Question

Two wires of equal cross section, but one made up of steel and the other copper are joined end to end. When the combination is kept under tension, the elongations in the two wires are found to be equal.
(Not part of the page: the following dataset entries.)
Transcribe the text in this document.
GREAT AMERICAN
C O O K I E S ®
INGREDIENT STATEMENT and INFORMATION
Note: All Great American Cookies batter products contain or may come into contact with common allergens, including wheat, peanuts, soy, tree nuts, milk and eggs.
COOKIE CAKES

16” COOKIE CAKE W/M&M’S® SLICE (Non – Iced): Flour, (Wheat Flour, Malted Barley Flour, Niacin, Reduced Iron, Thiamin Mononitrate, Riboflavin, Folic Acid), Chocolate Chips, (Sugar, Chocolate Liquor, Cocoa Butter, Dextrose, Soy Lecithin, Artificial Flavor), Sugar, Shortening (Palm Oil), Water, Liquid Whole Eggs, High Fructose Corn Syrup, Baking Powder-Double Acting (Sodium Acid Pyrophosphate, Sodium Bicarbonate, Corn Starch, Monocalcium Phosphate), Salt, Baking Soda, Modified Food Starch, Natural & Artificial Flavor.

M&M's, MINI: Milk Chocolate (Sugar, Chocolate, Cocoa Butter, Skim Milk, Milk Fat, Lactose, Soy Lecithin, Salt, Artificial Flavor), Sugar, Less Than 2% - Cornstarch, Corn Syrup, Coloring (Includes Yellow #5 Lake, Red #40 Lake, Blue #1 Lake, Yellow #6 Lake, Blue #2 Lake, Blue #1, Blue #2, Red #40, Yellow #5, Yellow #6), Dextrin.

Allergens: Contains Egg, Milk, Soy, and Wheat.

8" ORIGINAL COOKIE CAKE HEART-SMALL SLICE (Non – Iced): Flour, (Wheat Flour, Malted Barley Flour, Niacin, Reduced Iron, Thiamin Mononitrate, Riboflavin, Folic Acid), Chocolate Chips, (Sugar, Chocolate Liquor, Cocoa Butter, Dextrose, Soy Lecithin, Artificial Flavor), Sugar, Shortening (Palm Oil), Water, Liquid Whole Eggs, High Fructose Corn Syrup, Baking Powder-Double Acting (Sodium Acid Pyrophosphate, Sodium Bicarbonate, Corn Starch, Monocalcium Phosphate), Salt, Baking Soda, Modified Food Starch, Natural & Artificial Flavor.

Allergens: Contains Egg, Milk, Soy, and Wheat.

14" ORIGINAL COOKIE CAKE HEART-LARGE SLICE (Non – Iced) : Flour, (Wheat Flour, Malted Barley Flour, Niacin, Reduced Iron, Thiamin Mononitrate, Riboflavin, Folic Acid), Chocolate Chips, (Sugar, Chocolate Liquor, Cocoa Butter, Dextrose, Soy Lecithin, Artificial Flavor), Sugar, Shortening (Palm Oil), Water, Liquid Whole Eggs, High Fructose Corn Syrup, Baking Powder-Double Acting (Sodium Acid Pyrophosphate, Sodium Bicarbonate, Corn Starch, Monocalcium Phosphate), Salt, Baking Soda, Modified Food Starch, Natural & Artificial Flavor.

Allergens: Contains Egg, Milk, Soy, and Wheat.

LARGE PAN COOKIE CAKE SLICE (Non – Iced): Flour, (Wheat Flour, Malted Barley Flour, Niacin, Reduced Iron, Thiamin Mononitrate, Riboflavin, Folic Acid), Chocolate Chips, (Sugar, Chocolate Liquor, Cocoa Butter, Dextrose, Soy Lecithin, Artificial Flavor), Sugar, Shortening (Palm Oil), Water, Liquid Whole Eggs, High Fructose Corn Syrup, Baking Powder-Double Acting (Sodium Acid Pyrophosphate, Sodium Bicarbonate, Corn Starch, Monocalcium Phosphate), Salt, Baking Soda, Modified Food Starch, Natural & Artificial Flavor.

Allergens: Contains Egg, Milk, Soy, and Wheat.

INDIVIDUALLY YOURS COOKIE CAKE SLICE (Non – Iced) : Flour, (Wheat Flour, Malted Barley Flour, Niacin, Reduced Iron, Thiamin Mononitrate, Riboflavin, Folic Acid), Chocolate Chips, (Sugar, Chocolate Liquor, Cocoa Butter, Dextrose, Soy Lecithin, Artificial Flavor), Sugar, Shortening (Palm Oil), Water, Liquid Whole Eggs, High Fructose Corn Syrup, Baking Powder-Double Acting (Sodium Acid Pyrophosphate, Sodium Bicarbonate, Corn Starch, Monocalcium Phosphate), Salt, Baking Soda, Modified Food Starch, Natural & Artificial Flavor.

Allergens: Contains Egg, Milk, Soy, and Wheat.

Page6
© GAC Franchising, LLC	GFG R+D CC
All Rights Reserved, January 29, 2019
If ($Y$ for steel = $2.0\times 10^{11}\,Nm^{-2}$ and $Y$ for copper $= 1.1 \times 10^{11}\,Nm^{-2}$, the ratio of the lengths of the two wires is

• A. 20 : 11
• B. 11 : 20
• C. 5 : 4
• D. 4 : 5

Answer 1

Answer: (A)

Given, $ Y_{\text{steel}}= 2 \times 10^{11}\, N/m^2$
$Y_{\text{copper}} = 1. 1 \times 10^{11}\, N/m^2$
The wires are joined end to end.

$\Delta l_1 = \Delta l_2$
Also $T_1 = T_2$
The formula of Young’s modulus
$Y = \frac{Tl}{A\Delta l}$
$ \Rightarrow l = \frac{YA\Delta l}{T} $
$ \Rightarrow \frac{l_{1}}{l_{2}} = \frac{Y_{1}A_{1}\Delta l_{1}}{T_{1}} /\frac{Y_{2}A_{2}\Delta l_{2}}{T_{2}} $
$= \frac{Y_{1}A}{Y_{2}A} \left[\because A_{1} = A_{2}\right]$
$ \Rightarrow \frac{l_{1}}{l_{2}} = \frac{Y_{1}}{Y_{2}} $
$ =\frac{ 2 \times 10^{11}}{1.1\times 10^{11}} = \frac{20}{11} $